Görkem Türkiye'de bu sporun Break dans olarak görülmesinden yana dertli: ‘‘Only The Strong filmi her ne kadar Capoeira'nın tanınmasında büyük katkı sağlasa da bu film yüzünden Capoeira yalnızca akrobasiden oluşan birşey zannedildi. Nelson hoca gelene kadar biz dahil herkes akrobasi ağırlıklı çalışıyorduk. Hoca bize ne kadar yanlış yaptığımızı gösterdi. Akrobasiyi yasakladı. Capoeira içinde akrobasi, gelişmekte olan öğrencilerin derslerin dışında gösteriler için çalıştığı hareketler. Capoeira bir gösteri sanatı değil. Kökeninde çok ciddi ve öldürücü saldırı hareketleri bulunan bir savunma sanatı. Bu işi doğru şekilde yaptığımıza inanıyoruz. Hocanın neyi ne kadar güzel gösterdiği değil, neyi ne kadar bildiği ve ne derece öğretebildiği önemli. Kötü öğrenci yoktur, kötü hoca vardır. Bu yüzden hocayı seçerken dikkatli olmakta fayda var.’’
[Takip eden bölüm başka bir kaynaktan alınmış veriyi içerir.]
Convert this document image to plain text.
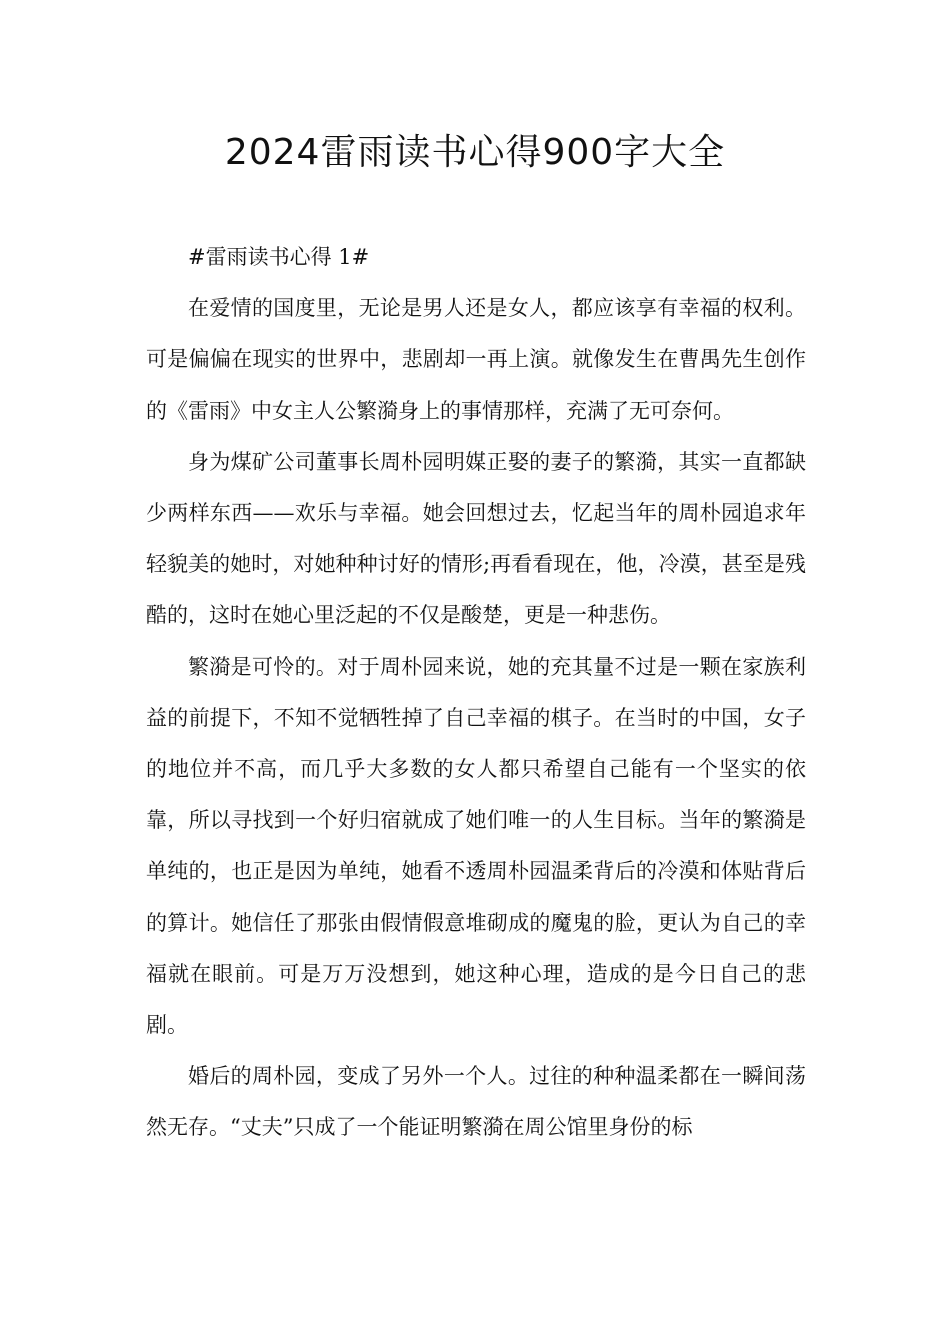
2024雷雨读书心得900字大全

#雷雨读书心得 1#

在爱情的国度里，无论是男人还是女人，都应该享有幸福的权利。可是偏偏在现实的世界中，悲剧却一再上演。就像发生在曹禺先生创作的《雷雨》中女主人公繁漪身上的事情那样，充满了无可奈何。

身为煤矿公司董事长周朴园明媒正娶的妻子的繁漪，其实一直都缺少两样东西——欢乐与幸福。她会回想过去，忆起当年的周朴园追求年轻貌美的她时，对她种种讨好的情形;再看看现在，他，冷漠，甚至是残酷的，这时在她心里泛起的不仅是酸楚，更是一种悲伤。

繁漪是可怜的。对于周朴园来说，她的充其量不过是一颗在家族利益的前提下，不知不觉牺牲掉了自己幸福的棋子。在当时的中国，女子的地位并不高，而几乎大多数的女人都只希望自己能有一个坚实的依靠，所以寻找到一个好归宿就成了她们唯一的人生目标。当年的繁漪是单纯的，也正是因为单纯，她看不透周朴园温柔背后的冷漠和体贴背后的算计。她信任了那张由假情假意堆砌成的魔鬼的脸，更认为自己的幸福就在眼前。可是万万没想到，她这种心理，造成的是今日自己的悲剧。

婚后的周朴园，变成了另外一个人。过往的种种温柔都在一瞬间荡然无存。“丈夫”只成了一个能证明繁漪在周公馆里身份的标
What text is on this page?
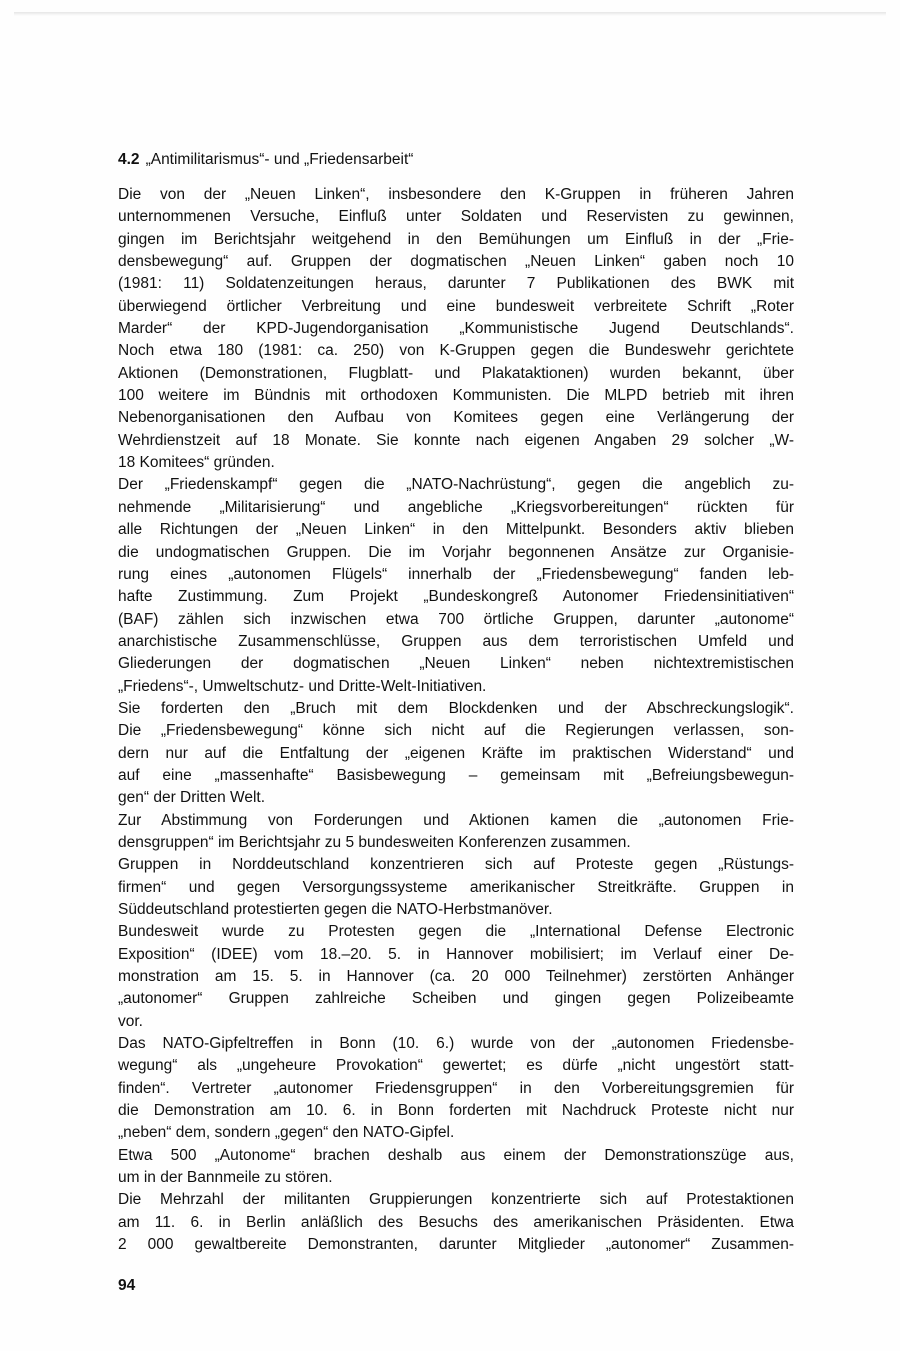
4.2 „Antimilitarismus“- und „Friedensarbeit“
Die von der „Neuen Linken“, insbesondere den K-Gruppen in früheren Jahren
unternommenen Versuche, Einfluß unter Soldaten und Reservisten zu gewinnen,
gingen im Berichtsjahr weitgehend in den Bemühungen um Einfluß in der „Frie-
densbewegung“ auf. Gruppen der dogmatischen „Neuen Linken“ gaben noch 10
(1981: 11) Soldatenzeitungen heraus, darunter 7 Publikationen des BWK mit
überwiegend örtlicher Verbreitung und eine bundesweit verbreitete Schrift „Roter
Marder“ der KPD-Jugendorganisation „Kommunistische Jugend Deutschlands“.
Noch etwa 180 (1981: ca. 250) von K-Gruppen gegen die Bundeswehr gerichtete
Aktionen (Demonstrationen, Flugblatt- und Plakataktionen) wurden bekannt, über
100 weitere im Bündnis mit orthodoxen Kommunisten. Die MLPD betrieb mit ihren
Nebenorganisationen den Aufbau von Komitees gegen eine Verlängerung der
Wehrdienstzeit auf 18 Monate. Sie konnte nach eigenen Angaben 29 solcher „W-
18 Komitees“ gründen.
Der „Friedenskampf“ gegen die „NATO-Nachrüstung“, gegen die angeblich zu-
nehmende „Militarisierung“ und angebliche „Kriegsvorbereitungen“ rückten für
alle Richtungen der „Neuen Linken“ in den Mittelpunkt. Besonders aktiv blieben
die undogmatischen Gruppen. Die im Vorjahr begonnenen Ansätze zur Organisie-
rung eines „autonomen Flügels“ innerhalb der „Friedensbewegung“ fanden leb-
hafte Zustimmung. Zum Projekt „Bundeskongreß Autonomer Friedensinitiativen“
(BAF) zählen sich inzwischen etwa 700 örtliche Gruppen, darunter „autonome“
anarchistische Zusammenschlüsse, Gruppen aus dem terroristischen Umfeld und
Gliederungen der dogmatischen „Neuen Linken“ neben nichtextremistischen
„Friedens“-, Umweltschutz- und Dritte-Welt-Initiativen.
Sie forderten den „Bruch mit dem Blockdenken und der Abschreckungslogik“.
Die „Friedensbewegung“ könne sich nicht auf die Regierungen verlassen, son-
dern nur auf die Entfaltung der „eigenen Kräfte im praktischen Widerstand“ und
auf eine „massenhafte“ Basisbewegung – gemeinsam mit „Befreiungsbewegun-
gen“ der Dritten Welt.
Zur Abstimmung von Forderungen und Aktionen kamen die „autonomen Frie-
densgruppen“ im Berichtsjahr zu 5 bundesweiten Konferenzen zusammen.
Gruppen in Norddeutschland konzentrieren sich auf Proteste gegen „Rüstungs-
firmen“ und gegen Versorgungssysteme amerikanischer Streitkräfte. Gruppen in
Süddeutschland protestierten gegen die NATO-Herbstmanöver.
Bundesweit wurde zu Protesten gegen die „International Defense Electronic
Exposition“ (IDEE) vom 18.–20. 5. in Hannover mobilisiert; im Verlauf einer De-
monstration am 15. 5. in Hannover (ca. 20 000 Teilnehmer) zerstörten Anhänger
„autonomer“ Gruppen zahlreiche Scheiben und gingen gegen Polizeibeamte
vor.
Das NATO-Gipfeltreffen in Bonn (10. 6.) wurde von der „autonomen Friedensbe-
wegung“ als „ungeheure Provokation“ gewertet; es dürfe „nicht ungestört statt-
finden“. Vertreter „autonomer Friedensgruppen“ in den Vorbereitungsgremien für
die Demonstration am 10. 6. in Bonn forderten mit Nachdruck Proteste nicht nur
„neben“ dem, sondern „gegen“ den NATO-Gipfel.
Etwa 500 „Autonome“ brachen deshalb aus einem der Demonstrationszüge aus,
um in der Bannmeile zu stören.
Die Mehrzahl der militanten Gruppierungen konzentrierte sich auf Protestaktionen
am 11. 6. in Berlin anläßlich des Besuchs des amerikanischen Präsidenten. Etwa
2 000 gewaltbereite Demonstranten, darunter Mitglieder „autonomer“ Zusammen-
94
Capoeira yapmak isteyenler için adres: www.parende.com

CAPOEİRA TARİHİ

Brezilya'nın Portekiz sömürgesi olduğu yıllarda Afrika'dan getirilen siyahlar, köle tüccarlarına ayaklanarak yerleşim bölgelerinin uzaklarına kaçtılar. Quilombos denilen palmiye ağaçlarıyla çevrili güvenli bir bölgede ilk Afrika topluluğunu kurdular. Silahlı beyazlara karşı kendilerini savunacakları bir yöntem aradılar. Capoeira işte bu silahsız siyahların kendilerini korumak için geliştirdikleri bir savunma biçimi olarak doğdu. Daha sonra katılan diğer köle gruplarına da öğrettiler. Beyaz efendilerin farketmemesi için sanki dans ediyormuş gibi çeşitli enstrümanlarla öğretildi bu dövüş metodu. Beyazlar müzik ve dans karışımı Capoeira'nın ölümcül bir savaş sanatı olduğunu çok sonra anladılar. 1888'de köleler resmi olarak özgürleşince bir bölümü Afrika'ya döndü. Kalıp iş bulamayanlar ise büyük şehirlerin potansiyel suçluları oldular. Bir bölümü politikacıların korumalığını üstlendiler. Capoeira'nın yaygınlaşarak tehlikeli bir dövüş yöntemi olduğunun anlaşılmasından sonra Capoeira yasaklandı. 1937'de Capoeira ustalarından Mestre Bimba Capoeira'yı bir spor ve sanat olarak sundu. Günümüz Brezilyası'nda artık her yerde; okullarda, liselerde, kulüplerde hatta orduda.

HOCA PORTEKİZ'DEN GELDİ

Nelson Andreda Bardos (24) kendisinin de Mestre (usta, Capoeira'da ulaşılacak en üst seviye) olmak için uğraştığını söylüyor. Kırk yaşından önce mestre olunamıyormuş. Lizbon'da küçük yaşta Capoeira'ya merak salmış. Capoeira'yı öğrenmenin en iyi yolunun bir Mestre'nin yanında eğitim alarak mümkün olacağına inanmış. Konservatuvardaki eğitimini tamamladıktan sonra Brezilya'da Capeiro'nun merkezi Bahia'ya gitmiş. Mestre Bimba'dan işin inceliklerini öğrenerek yeniden Portekiz'e dönerek federasyon başkanlığını üstlenmiş.

SÖZLÜK

Capoeira (Kapueiyra): Brezilyalı kölelerin dövüş sanatı.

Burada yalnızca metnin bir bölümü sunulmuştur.